– Откуда бы она ни была, она чрезвычайно красива, – заметила госпожа Рекамье.
– Да, у нее длинные великолепные волосы, которые ей гораздо больше к лицу, чем эти ужасные модные сосиски, – просвистала Паулина Бонапарте, которая, сохранив свою длинную прическу, намекала на завитки «a la tirebouchon» госпожи Талльен, красоте которой она завидовала.
В ответ на нелестное сравнение своих кудрей с сосисками госпожа Талльен кротко возразила:
– Да, вы правы. У этой дамы замечательные волосы, которые она не начесывает на уши.
Удар был меток. Если б паркет будуара не был покрыт ковром, то присутствующие услыхали бы бешеное топанье ножек госпожи Леклерк, уши которой, длинные, тонкие, без ясных очертаний, приводили Паулину в отчаяние.
Баррас, видевший приближение грозы и желавший отвратить ее взрыв, вскричал:
– Прелестные афинянки, пока вы меня здесь преследуете, вы пропустите концерт гражданина Гарата.
– А! Сегодня поет Гарат? Вот приятный сюрприз!.. Браво! – кричала толпа, бредившая этим певцом, который обрел громкую славу в многом благодаря смешной аффектации, прельстившей Чудих.
– Да, дамы, – продолжал Баррас, – и не один Гарат, но и Эллеву, которому Директория разрешила въезд в Париж.

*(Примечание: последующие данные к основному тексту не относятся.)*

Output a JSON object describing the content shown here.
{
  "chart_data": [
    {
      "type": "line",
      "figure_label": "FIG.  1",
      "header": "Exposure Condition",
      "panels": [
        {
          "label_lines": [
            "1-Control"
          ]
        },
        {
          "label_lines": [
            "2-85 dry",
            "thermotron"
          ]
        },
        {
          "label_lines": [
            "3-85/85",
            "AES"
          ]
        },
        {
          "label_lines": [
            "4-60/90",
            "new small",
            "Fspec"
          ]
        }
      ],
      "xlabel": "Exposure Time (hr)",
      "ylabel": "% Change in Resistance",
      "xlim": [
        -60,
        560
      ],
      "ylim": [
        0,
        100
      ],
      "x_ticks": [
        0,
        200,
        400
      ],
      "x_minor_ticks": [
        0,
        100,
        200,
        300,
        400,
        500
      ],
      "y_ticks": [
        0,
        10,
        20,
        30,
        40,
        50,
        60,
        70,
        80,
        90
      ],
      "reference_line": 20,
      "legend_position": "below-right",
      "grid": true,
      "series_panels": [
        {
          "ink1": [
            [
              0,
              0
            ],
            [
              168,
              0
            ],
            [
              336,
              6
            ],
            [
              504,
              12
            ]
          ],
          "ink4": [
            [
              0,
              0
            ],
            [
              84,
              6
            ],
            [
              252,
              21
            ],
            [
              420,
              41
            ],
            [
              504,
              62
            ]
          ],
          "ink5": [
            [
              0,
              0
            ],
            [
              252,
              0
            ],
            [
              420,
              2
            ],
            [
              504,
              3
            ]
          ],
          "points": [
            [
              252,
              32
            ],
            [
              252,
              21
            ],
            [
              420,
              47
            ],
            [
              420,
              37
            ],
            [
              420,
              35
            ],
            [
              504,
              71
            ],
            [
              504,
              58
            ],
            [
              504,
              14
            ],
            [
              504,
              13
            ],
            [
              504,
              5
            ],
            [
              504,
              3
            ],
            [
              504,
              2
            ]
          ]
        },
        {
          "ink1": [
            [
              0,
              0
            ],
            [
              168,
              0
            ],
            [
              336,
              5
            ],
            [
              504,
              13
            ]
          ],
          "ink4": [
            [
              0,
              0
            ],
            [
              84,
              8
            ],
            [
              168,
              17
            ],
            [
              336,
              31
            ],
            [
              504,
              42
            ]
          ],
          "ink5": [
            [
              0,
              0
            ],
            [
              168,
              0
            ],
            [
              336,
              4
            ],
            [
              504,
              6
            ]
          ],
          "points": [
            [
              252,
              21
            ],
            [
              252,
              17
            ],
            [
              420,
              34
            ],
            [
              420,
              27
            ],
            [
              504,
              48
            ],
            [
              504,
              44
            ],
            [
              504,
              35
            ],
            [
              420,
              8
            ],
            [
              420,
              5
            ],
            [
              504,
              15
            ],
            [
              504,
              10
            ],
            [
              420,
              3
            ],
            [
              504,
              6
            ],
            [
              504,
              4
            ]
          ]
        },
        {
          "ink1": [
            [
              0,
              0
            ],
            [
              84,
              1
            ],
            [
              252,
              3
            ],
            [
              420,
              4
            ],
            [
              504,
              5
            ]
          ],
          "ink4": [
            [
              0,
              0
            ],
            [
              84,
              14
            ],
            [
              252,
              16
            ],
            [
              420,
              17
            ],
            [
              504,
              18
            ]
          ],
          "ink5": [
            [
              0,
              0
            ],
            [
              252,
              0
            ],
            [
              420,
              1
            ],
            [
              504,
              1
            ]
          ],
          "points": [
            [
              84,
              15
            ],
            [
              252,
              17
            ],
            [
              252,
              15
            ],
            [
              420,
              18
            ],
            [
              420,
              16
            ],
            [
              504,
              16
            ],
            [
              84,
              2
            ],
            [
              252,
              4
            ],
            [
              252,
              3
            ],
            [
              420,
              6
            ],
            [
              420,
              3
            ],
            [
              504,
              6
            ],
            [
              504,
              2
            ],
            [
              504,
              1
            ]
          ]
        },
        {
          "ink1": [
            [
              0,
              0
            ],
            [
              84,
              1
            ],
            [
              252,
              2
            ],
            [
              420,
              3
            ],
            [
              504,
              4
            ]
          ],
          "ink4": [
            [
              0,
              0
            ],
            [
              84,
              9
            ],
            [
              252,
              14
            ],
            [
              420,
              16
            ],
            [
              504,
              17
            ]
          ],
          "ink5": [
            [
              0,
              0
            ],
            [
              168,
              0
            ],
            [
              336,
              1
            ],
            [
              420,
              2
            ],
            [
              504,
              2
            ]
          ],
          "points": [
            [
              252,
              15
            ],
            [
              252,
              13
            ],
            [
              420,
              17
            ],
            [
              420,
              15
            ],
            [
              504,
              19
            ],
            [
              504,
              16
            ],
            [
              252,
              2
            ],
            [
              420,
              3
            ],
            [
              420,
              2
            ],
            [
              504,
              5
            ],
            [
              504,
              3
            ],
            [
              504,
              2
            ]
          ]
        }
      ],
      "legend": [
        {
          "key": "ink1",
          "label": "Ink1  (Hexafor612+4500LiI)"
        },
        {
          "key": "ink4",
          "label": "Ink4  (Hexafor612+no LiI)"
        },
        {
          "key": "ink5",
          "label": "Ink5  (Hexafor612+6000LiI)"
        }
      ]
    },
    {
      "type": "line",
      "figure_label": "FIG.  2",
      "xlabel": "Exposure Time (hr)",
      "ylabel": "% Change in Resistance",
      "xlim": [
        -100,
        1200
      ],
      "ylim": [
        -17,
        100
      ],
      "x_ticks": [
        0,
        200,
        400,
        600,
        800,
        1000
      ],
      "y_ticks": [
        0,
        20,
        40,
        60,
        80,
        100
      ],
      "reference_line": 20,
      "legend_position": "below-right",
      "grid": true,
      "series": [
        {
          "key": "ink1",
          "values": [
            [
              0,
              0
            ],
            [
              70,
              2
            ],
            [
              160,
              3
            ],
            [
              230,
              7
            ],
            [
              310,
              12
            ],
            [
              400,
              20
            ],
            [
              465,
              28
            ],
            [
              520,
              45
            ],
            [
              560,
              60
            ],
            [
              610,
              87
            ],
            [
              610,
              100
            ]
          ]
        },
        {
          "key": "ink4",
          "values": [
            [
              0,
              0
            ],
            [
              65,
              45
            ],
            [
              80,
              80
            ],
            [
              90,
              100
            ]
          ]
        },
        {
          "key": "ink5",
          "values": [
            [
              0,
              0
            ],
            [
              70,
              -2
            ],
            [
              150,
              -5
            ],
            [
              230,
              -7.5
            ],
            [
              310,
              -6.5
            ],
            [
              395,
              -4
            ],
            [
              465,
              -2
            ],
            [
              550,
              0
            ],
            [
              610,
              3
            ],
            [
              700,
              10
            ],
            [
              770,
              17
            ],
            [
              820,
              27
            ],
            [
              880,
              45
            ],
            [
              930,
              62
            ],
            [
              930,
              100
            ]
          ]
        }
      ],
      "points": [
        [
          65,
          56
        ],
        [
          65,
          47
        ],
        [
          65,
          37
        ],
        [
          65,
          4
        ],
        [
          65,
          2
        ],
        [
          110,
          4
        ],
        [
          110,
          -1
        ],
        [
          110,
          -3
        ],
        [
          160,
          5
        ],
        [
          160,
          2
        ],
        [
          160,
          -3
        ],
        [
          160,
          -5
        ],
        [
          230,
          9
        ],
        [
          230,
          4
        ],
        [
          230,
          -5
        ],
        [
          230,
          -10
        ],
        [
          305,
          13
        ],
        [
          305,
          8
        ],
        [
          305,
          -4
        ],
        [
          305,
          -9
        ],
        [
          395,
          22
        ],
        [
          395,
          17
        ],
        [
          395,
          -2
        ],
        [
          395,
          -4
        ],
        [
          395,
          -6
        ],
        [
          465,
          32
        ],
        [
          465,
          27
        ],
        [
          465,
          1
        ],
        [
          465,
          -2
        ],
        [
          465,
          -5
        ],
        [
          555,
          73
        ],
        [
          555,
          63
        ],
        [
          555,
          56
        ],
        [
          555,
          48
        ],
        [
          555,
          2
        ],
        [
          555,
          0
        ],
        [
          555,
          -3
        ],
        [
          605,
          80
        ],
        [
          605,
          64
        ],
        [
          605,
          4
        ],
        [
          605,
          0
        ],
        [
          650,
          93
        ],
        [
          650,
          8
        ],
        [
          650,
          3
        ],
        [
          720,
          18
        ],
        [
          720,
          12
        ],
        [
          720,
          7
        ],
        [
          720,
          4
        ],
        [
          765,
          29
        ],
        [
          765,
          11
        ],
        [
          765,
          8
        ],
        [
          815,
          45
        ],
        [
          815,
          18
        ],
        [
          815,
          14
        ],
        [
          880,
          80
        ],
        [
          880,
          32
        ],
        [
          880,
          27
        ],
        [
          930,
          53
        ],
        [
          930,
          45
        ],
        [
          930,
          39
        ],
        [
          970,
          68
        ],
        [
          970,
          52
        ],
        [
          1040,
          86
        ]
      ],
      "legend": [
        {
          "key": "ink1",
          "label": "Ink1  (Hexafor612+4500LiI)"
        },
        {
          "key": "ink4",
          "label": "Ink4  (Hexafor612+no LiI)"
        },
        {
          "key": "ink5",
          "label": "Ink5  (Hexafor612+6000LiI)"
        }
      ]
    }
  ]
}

Этот артист, бывший тогда в большой чести у женщин, замешанный в какой-то схватке полиции с «золотой молодежью», одним из лидеров которой он был, должен был бежать в Страсбург, чтоб скрыться от преследования Директоров, решивших послать его в армию, сражавшуюся в Италии.
Едва услышав имена двух обожаемых певцов, Чудихи прицепились к Баррасу.
– Пойдемте же, гражданин Баррас, ведите же нас. Дайте приказ, чтоб концерт начался скорее.
Во время этого разговора кавалер отошел к окну, откуда незаметно наблюдал за всем происходящим. Теперь он счел нужным вмешаться в разговор и, обращаясь к дамам, вскричал:
– Извините, гажданки, но господин Баас должен мне патию, чтоб дать отыгаться, и я ее тебую!
Горя нетерпением присоединиться к любимой женщине, Баррас заговорил с Чудихами о концерте с единственной целью – избавиться от них, но при вызове Ивона он подумал, что игра разгонит этих женщин, а потом он легко может отделаться и от молодого человека. Поэтому он сразу подхватил:
– Это правда, сударь, у меня ваших сто луидоров.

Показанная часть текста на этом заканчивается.